For a while now, one of our key visual icons has been a pair of uplifted hands,* their palms open and outstretched, each cradling a few seeds. This image is at once fragile, delicate and precarious – but also brave, determined, generous, open-hearted and committed. We will offer our open hands, it says, to one another and to God. We will not clench our fists and turn inward, defensive in the face of the challenges we face. Instead, we will continue to hold out the seeds of hope, the kernels of love we are inspired to by the enduring memory and presence of Jesus Christ of Nazareth.
For ‘Hope In The Making’, we have inverted those hands. Instead of reaching up in celebration and devotion, they reach downward, into the soil of our lives and this world. Immersing themselves in the messiness and the work of making life and love possible. Planting their seeds deep into the ground in faith that, as the darkness recedes and the soil warms, so they will break through the surface with all the vitality and surprise that comes with each springtime.
The world feels pretty daunting right now. It’s scary even opening our news apps, turning on the TV or radio for the news. Facing this grim landscape, we wanted to remind ourselves of who we are, who we’re for, and why we do what we do. We wanted, in many senses, to go back to our roots.

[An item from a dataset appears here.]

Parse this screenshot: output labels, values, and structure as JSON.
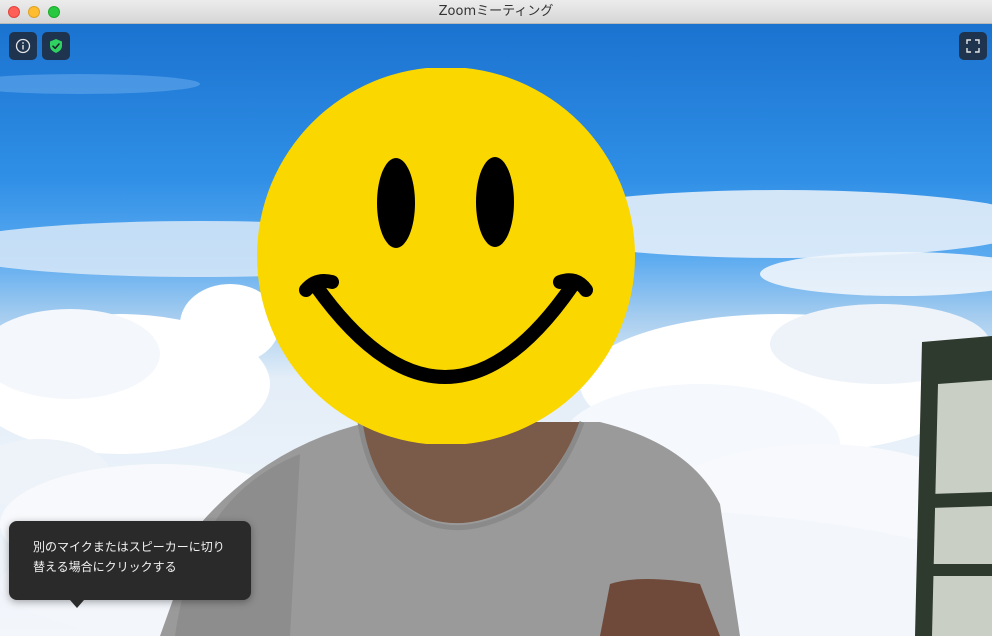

To strip things back, cut through the complexity, and dig the ground we come from.
When we begin to share our Festival Village, venues and site plan thinking for this year, you’ll see this turn to simplicity reflected in that, too. Growth that only leads to complexity and more stuff is something we’re actively turning away from and, instead, we’re trying to focus on the sort of growth that leads to real, sustainable, and long-lasting life.
So join us this summer as we gather together to remind ourselves once more of our rootedness in an ancient story of hope, and of the seeds of goodness planted in us. To draw strength and encouragement in realising that we are not alone in facing the turmoil of the world.
Rather than being trapped in the glare of the 24 hours news-cycle, frozen by a sense of dread, instead we can choose to roll up our sleeves, open our hearts and together be reminded that we must be the change we want to see in the world. The world might look and feel as though it is in ruins, and in so many senses it is. But we are called to be at work in those ruins, as Dougald Hine writes. Ours is the work of Hope in the Making. And this Greenbelt we will dig into that.
*The hands that have become so central to us were prints made by the Bristol-based print-maker Ruth Broadway and our designer of many years now, who has beautifully incorporated Ruth’s work into our visual brand, is Wilf Whitty at Ratiotype.